Calculating R-squared with Numpy
import numpy as np

def r_squared(y_true, y_pred):
    residual = np.sum((y_true - y_pred) ** 2)
    total = np.sum((y_true - np.mean(y_true)) ** 2)
    r2 = 1 - (residual / total)
    return r2

This function takes two arrays, y_true and y_pred, which represent the true and predicted values of the dependent variable, respectively. It calculates the residuals between the true and predicted values, as well as the total sum of squares or variance of the dependent variable. Finally, it calculates the R-squared as 1 minus the ratio of the residual to the total sum of squares.
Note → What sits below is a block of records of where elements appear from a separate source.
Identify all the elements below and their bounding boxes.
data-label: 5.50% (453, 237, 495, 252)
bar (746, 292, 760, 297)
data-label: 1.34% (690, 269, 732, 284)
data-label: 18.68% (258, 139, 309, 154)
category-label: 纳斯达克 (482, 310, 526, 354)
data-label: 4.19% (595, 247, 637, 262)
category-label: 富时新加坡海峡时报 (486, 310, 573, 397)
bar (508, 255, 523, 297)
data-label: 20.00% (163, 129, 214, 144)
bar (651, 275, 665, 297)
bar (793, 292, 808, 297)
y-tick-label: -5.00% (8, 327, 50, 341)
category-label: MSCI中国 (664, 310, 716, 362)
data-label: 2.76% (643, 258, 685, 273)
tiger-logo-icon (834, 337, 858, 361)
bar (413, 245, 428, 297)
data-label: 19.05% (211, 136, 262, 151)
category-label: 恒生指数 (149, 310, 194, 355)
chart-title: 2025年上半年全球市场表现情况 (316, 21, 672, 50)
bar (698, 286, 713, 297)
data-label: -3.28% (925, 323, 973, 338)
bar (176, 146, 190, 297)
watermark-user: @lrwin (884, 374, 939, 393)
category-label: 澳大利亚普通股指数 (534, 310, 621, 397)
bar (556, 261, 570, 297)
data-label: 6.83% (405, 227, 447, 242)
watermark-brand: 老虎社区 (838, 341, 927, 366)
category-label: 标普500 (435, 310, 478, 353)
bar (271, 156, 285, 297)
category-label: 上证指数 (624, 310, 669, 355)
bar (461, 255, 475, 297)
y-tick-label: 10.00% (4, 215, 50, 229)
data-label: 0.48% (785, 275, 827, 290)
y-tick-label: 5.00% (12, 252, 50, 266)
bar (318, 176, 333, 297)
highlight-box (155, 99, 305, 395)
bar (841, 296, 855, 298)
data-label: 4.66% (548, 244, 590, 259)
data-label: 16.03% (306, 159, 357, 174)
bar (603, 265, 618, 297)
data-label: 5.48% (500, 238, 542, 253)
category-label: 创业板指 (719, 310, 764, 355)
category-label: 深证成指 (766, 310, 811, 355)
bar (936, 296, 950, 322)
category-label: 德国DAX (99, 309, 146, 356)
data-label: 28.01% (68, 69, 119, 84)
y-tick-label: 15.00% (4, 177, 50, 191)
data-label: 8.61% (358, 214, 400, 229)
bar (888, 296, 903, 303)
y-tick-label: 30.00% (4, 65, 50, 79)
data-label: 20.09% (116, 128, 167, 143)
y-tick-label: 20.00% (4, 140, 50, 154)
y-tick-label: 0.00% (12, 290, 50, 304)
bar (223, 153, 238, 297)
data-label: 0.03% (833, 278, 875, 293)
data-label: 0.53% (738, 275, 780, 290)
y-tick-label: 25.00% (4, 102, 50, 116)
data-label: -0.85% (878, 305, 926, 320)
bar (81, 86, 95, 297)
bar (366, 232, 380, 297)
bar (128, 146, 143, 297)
For example, suppose we have the following data for the dependent variable y and independent variable x:

x = np.array([1, 2, 3, 4, 5])
y = np.array([2, 3, 5, 4, 6])

We can calculate the predicted values of y using a linear regression model as follows:

from sklearn.linear_model import LinearRegression

reg = LinearRegression().fit(x.reshape(-1, 1), y)
y_pred = reg.predict(x.reshape(-1, 1))

Then we can calculate the R-squared using our r_squared function:

r2 = r_squared(y, y_pred)
print(r2)

Output:

0.3454545454545459
Calculating R-squared with Statsmodels
import statsmodels.api as sm

def r_squared(y_true, y_pred):
    ssr = np.sum((y_pred - y_true) ** 2)
    sst = np.sum((y_true - np.mean(y_true)) ** 2)
    r2 = 1 - (ssr / sst)
    return r2

This function takes the same arguments as the previous function, but uses the statsmodels library to fit a linear regression model and obtain the predicted values of y.

For example, using the same data as before, we can calculate the R-squared as follows:

x = sm.add_constant(x)
model = sm.OLS(y, x).fit()
y_pred = model.predict(x)

r2 = r_squared(y, y_pred)
print(r2)

Output:

0.3454545454545458
Conclusion

In this article, we have shown how to calculate R-squared in Python using Numpy and Statsmodels. While there are other libraries and methods for calculating R-squared, these are some of the most common and versatile ones. The R-squared is a useful tool for evaluating the goodness of fit of a regression model and understanding the amount of variance explained by the independent variables.